= Jürgen Schreiber (businessman) =

German-born businessman

Jürgen Schreiber (born 1962) is a German-born businessman. He was the CEO of Rexall Health Before joining Katz Group, Schreiber served for four years as president and CEO of Edcon Group, the largest non-food retailer in South Africa, with 1,400 stores and approximately 20,000 employees across Africa. Previously he was CEO and president of Shoppers Drug Mart Corp., also known as "Pharmaprix" in the Quebec province, from March 30, 2007, until his resignation on January 26, 2011. Schreiber joined Shoppers Drug Mart/Pharmaprix as its chairman and chief executive officer in June 2007. Schreiber was replaced by David M. Williams, the chairman of the board of Shoppers Drug Mart Corporation, as interim president and chief executive officer after his resignation was announced.

==Biography==
Before joining Shoppers Drug Mart, he had a five-year career as the chief executive officer of "Health and Beauty Europe" at AS Watson, a subsidiary of Hutchison Whampoa, owner of the world's largest network of health and beauty stores. In this capacity, he was responsible for more than 4,000 stores in 23 countries. These stores, operating under 10 brands, include Superdrug (U.K.), ICI Paris XL (Benelux), Kruidvat (Netherlands and Belgium), Trekpleister (Netherlands), Savers (U.K. and Netherlands), Drogas (Latvia and Lithuania), Rossmann (Germany, Poland, Czech Republic and Hungary) and Spektr (Russia).
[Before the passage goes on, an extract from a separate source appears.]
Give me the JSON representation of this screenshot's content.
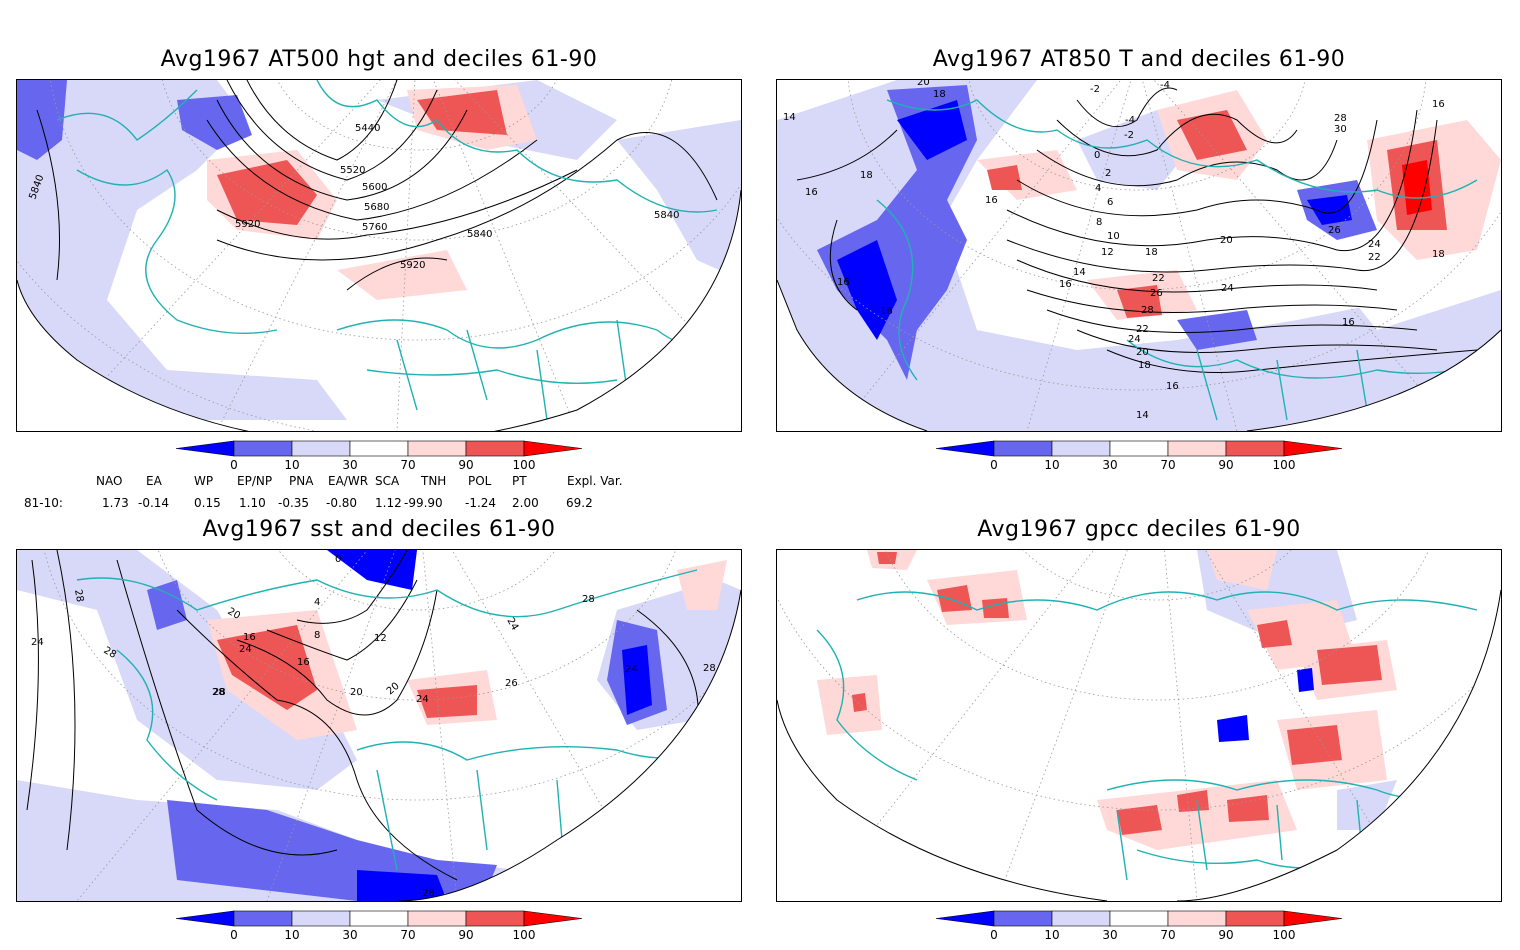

Before joining A.S. Watson Group, Schreiber had a 14-year career with Reckitt Benckiser, where he progressed through many senior management positions in the U.K., Germany, Spain, Netherlands, China and Singapore.

Schreiber attended the University of Mannheim in Germany, where he graduated with a Master of Arts in business administration.

His reported annual compensation in 2007 at Shoppers Drug Mart was 2.7 million dollars (CAD).